Но тем самым отождествление объекта и субъекта должно было приводить к учению о мифе, поскольку миф только и состоит из картины живых существ. Да, так и надо говорить: природа у неоплатоников опять стала мифом, каким она была в период общинно-родовой формации. Но только эта мифологическая природа выступала теперь не в своем наивном, дорефлективном виде. В результате систематической обработки древней мифологии, таким образом, природа стала здесь уже не просто мифом, но диалектикой мифа.

Таков длинный и многотрудный путь античного учения о природе, совершавшийся тогдашним культурным человечеством в течение полутора тысяч лет.

4. Плотин и другие неоплатоники

а) Неоплатоники в буквальном смысле слова не называют природу мифом. Но, как это можно подтвердить разнообразными текстами, природа у них именуется душой. А ведь одушевленная природа – это и есть миф.

Уже Плотин говорил, что душу можно понимать двояко – как душу высшую, душу в себе и душу, не вступающую в общение с материей, с одной стороны, и, с другой стороны, как душу, действующую в материи (II 1, 5, 5 – 14). Тут же говорится у Плотина и о том, что низшая душа, природа, истекает из высшей и несовершенно ей подражает. Природа есть ремесленник, создающий свои предметы по высшей модели, причем и сама она находится в вечном движении, а модель, по которой она творит, есть неподвижный логос (III 8, 2, 5 – 10; 15 – 20). Природа распоряжается логосами и эйдосами, но она неспособна к чистому созерцанию, как неспособна к этому и душа вообще (III 8, 1 – 4), но действует как бы во сне (III 8, 4, 22 – 24). Термин "природа" встречается у Плотина также и в значении "сущности", то есть в значении смысла вещи или идеи вещи. Но характерным образом термин "природа" с таким пониманием применяется у Плотина по преимуществу к душе, Мировой или человеческой, и даже по преимуществу в отношении ее вегетативной стороны.

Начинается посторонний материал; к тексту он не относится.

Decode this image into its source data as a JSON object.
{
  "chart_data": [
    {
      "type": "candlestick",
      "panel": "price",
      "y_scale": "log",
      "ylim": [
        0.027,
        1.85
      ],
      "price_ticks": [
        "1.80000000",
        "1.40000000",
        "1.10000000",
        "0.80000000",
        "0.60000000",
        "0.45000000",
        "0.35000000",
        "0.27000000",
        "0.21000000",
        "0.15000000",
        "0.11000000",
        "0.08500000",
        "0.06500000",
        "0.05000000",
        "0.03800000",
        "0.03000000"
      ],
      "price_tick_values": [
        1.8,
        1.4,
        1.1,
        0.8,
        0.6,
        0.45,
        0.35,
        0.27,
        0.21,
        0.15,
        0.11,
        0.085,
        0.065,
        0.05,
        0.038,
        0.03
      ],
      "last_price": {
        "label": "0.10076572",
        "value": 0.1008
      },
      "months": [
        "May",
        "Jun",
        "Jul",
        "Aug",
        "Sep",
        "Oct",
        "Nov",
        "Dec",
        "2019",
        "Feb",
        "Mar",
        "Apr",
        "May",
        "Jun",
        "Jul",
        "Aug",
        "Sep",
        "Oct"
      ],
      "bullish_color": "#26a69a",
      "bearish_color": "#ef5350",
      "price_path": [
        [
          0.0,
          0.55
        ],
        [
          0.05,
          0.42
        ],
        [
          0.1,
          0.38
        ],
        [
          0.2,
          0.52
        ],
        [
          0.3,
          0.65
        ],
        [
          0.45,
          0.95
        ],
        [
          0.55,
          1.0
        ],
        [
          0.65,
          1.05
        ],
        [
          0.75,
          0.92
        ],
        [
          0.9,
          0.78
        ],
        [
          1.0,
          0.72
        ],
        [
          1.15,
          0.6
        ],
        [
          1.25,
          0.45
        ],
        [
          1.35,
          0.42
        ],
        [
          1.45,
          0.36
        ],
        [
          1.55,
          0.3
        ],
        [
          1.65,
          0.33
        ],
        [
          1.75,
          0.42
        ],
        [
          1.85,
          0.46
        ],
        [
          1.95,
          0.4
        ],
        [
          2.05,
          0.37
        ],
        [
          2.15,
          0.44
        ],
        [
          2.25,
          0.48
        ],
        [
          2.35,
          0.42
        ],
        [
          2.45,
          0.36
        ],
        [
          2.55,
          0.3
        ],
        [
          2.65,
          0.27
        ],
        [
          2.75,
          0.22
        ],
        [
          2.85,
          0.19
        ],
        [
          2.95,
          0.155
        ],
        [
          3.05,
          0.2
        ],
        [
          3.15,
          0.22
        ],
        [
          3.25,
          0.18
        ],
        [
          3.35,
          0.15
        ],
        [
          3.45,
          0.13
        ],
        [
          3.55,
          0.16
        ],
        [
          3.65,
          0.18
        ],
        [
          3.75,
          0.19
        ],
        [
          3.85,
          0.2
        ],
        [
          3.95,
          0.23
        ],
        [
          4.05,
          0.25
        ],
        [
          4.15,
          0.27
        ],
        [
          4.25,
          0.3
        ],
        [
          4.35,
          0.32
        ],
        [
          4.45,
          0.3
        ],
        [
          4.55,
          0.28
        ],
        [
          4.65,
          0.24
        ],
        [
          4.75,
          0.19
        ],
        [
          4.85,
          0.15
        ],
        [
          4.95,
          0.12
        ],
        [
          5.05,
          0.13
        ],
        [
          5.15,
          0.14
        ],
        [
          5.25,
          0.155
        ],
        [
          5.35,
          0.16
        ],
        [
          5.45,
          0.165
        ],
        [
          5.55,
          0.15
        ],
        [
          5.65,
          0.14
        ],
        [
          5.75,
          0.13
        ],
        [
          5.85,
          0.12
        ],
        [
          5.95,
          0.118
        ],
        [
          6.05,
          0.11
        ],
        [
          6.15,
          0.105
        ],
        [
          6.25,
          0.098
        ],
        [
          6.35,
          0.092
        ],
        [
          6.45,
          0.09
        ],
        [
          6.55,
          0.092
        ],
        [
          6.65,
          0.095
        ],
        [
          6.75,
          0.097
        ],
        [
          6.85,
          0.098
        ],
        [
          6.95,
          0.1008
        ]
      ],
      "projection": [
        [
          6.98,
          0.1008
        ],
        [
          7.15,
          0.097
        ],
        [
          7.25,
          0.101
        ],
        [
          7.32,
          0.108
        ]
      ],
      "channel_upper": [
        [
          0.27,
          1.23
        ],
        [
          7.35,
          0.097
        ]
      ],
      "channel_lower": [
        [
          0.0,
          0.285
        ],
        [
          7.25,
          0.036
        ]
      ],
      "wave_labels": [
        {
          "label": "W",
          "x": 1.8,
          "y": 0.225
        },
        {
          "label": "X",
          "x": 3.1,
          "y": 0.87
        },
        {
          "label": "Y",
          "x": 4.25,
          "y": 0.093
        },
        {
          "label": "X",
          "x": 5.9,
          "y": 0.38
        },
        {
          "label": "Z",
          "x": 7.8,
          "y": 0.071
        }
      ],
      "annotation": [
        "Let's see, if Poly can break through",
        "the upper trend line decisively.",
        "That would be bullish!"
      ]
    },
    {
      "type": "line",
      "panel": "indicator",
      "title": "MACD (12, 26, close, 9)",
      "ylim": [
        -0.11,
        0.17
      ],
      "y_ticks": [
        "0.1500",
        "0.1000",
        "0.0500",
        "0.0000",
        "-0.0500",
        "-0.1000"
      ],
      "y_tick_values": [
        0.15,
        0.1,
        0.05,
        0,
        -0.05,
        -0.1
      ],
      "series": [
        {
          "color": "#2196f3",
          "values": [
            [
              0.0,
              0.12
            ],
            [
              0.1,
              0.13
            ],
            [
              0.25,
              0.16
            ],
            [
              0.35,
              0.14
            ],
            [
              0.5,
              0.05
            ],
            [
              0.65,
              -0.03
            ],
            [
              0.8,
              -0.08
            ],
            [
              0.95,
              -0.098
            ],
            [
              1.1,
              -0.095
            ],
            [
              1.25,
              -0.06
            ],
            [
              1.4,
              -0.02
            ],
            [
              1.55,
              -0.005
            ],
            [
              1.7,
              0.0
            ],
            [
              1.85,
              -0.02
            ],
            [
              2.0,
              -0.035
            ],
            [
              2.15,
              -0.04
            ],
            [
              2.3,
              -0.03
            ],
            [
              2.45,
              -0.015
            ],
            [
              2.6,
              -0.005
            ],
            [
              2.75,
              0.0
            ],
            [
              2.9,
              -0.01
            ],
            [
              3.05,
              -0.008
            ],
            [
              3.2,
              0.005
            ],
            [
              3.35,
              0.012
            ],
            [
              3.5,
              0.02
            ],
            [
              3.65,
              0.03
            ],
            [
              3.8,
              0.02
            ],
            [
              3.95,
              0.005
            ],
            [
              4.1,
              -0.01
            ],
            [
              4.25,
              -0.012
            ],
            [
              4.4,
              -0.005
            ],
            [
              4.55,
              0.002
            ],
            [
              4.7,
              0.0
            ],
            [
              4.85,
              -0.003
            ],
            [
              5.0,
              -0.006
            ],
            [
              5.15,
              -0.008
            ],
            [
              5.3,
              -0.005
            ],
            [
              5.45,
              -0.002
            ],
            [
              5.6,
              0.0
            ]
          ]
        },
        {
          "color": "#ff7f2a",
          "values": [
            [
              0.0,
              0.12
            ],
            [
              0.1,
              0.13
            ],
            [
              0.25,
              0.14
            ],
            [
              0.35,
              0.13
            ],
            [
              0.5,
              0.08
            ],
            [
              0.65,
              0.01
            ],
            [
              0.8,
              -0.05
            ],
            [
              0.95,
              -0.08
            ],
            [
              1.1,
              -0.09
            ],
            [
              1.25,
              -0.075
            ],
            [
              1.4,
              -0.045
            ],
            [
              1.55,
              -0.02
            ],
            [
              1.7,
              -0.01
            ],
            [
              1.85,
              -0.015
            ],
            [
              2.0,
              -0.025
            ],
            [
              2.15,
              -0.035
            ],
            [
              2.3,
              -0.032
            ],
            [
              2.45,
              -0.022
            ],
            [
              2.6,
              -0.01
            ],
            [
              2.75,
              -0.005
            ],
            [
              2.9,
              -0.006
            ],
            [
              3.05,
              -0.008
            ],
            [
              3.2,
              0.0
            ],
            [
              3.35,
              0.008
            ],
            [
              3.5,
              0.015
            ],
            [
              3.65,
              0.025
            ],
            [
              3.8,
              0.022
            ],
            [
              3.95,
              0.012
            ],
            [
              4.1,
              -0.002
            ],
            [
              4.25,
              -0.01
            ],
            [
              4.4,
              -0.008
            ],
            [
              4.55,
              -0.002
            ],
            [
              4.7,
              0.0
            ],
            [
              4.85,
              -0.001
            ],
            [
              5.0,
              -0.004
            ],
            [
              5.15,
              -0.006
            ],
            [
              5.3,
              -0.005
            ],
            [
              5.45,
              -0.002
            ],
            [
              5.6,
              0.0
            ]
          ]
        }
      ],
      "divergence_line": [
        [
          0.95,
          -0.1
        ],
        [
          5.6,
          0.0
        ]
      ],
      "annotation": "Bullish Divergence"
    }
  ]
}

б) У другого неоплатоника, Ямвлиха, читаем (Stob. Ecl. I p. 81, 8 – 12 W.): "Вся субстанция (oysia) судьбы находится в природе. А природой я называю неотделимую причину космоса и неотделимо охватывающую целостные причины становления, которых в отдельном виде содержат в себе более сильные субстанции и устроения". Таким образом, по Ямвлиху, природа тоже не есть безумная и бесформенная куча материи, но является воплощением более сильных принципов, включая судьбу.

в) Также и у Прокла находим целое рассуждение (In Tim. I 11, 3 – 14, 3) с рассмотрением разных особенностей природы как такого принципа, который входит в систему всех вообще диалектических категорий неоплатонизма. Диалектика в неоплатонизме и вообще отличается тем, что каждая ее категория обязательно содержит в себе отражение всех прочих диалектических категорий. Поэтому нет ничего удивительного в том, что у Прокла не только природа является материалом для тех или иных оформлений, но уже эти оформления сами по себе глубоко рисуют сущность самой природы. Природа здесь тоже и бездушный материал, и материал для осуществления души, и отличается ноуменальным строением, и даже является воплощением самого первоединства. Здесь можно находить краткое изложение всего того, что мы читаем о природе в античной литературе.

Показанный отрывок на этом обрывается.